The process is repeated five meters west of the post, as red-winged
blackbirds trill unseen from nearby trees.
Weyker, an undergraduate in environmental science and biology at the
University of Wisconsin-Green Bay, seeks shade as Hewitt inspects more
plants.
"I love this," Weyker says, extolling the benefits of an outdoors job
in summer. "Nature is my boss." The boss is kind on this day, providing
occasional clouds to block the sun.
Hewitt removes a single Canada bluejoint grass that will be preserved
in a collection of plants from the swamp. She shows her assistants how
to identify this native species, the grass most frequently associated
with sedges in certain types of wetlands.

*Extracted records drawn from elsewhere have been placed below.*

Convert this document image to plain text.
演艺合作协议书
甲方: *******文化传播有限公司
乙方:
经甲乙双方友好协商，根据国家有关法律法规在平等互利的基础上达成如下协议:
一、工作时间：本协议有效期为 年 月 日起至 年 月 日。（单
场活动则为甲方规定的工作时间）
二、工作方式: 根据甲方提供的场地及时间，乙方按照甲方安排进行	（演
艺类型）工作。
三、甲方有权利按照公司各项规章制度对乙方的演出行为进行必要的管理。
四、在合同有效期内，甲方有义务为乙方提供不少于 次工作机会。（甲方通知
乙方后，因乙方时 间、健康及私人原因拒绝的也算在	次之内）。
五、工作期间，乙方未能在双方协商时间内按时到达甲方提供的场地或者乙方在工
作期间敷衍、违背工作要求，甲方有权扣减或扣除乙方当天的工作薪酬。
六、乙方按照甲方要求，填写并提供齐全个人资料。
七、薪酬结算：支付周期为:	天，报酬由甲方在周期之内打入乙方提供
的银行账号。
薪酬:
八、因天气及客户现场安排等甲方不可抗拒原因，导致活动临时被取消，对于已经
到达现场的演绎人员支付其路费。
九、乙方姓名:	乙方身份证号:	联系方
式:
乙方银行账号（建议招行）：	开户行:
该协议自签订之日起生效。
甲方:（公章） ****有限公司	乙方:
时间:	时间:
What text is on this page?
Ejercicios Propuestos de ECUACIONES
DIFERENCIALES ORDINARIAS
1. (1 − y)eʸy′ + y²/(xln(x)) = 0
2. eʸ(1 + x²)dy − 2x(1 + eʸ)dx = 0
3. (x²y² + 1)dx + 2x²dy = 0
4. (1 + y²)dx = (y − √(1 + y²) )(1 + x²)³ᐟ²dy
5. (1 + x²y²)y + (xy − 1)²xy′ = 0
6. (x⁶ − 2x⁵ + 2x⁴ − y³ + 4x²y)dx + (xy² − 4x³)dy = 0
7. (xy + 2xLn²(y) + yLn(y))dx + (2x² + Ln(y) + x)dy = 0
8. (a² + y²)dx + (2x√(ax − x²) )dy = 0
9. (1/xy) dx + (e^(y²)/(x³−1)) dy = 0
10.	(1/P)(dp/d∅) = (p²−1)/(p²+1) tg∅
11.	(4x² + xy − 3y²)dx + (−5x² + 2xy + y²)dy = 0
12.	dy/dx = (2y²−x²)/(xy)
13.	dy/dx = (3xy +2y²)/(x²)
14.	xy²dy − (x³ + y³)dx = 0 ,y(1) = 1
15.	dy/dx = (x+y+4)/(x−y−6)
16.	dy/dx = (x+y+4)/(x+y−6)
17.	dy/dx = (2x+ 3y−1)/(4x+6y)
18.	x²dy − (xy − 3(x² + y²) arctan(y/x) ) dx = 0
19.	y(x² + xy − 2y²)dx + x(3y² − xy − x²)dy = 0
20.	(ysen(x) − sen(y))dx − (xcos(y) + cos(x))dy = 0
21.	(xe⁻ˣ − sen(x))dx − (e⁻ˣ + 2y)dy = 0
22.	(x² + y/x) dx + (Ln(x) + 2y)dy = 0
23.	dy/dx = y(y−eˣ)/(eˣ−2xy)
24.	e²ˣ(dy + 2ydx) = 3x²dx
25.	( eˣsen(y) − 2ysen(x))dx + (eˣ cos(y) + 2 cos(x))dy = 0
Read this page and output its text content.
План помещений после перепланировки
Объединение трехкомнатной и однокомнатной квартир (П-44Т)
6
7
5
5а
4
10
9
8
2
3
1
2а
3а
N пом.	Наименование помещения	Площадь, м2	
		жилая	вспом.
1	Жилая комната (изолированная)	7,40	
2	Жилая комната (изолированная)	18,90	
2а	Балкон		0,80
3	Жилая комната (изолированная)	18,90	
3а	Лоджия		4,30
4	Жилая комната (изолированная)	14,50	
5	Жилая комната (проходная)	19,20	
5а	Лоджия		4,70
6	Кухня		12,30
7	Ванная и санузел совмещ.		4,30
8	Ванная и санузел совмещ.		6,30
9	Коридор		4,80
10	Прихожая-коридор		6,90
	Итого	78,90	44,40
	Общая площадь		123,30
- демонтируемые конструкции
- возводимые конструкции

"Oh, this is the stuff you can whistle with," Weyker says. Grasping
one of the plant's slender leaves between her thumbs, Weyker's attempt
at a whistle sounds more like a duck call.
Before moving on to the next research site, Hewitt walks a circle
around the post and measures all trees greater than 2.5 centimeters in
diameter.
High water threatens trees
Trees throughout the swamp are dead or dying, however, Hewitt says,
pointing to the lifeless main trunk of a silver maple.
One reason might be that water levels are higher than in the past.
The likely source of the water is residential and other development
around the outside of the swamp, according to Hewitt.
"Today, water flows off lawns and roads and fields and into the
swamp," she says. "Some of that water should be diverted to maintain the
swamp forest."
Hewitt will recommend that the Ulao Creek Partnership consider such a
step in future land use planning.
"Otherwise, we will be left with an open marsh or shrub carr wetland
with few trees," she says.
Maples and green ash, particularly, are vulnerable to higher water
levels in the swamp, according to Hewitt. Black ash and American elm
appear to be holding their own.
Nearly 11/2 feet of water now stands above the muck north of where
Ulao Parkway crosses the swamp, Hewitt says. Few trees remain there
except on the eastern edge. Cattails are filling in the open spaces.
The widest portion of the swamp, which includes a leg extending
toward the intersection of Lake Shore Road and Ulao Parkway, is now the
wettest section. Water stands waist-high there, Hewitt says. It has been
transformed into an open cattail marsh with little plant diversity.
The white cedar and other conifers that used to dominate the swamp
prior to settlement of the region are largely absent. They have been
replaced with hardwood trees and shrubs. Now the maples and ash and
other hardwoods are threatened by the latest human disturbance, rising
water levels.
At this point in the summer-long study, Hewitt and her assistants
have collected and identified 150 plant species. There could be as many
as 400 hidden inside the long, narrow swamp, she said.
Blue flag iris and joe-pye weed are among them.
Atop joe-pye stems are a dozen or more pink or purple flower discs.
The iris splash light to deep blue petals on the swamp floor.
For Hewitt, they are the beauties within this beast of a workplace.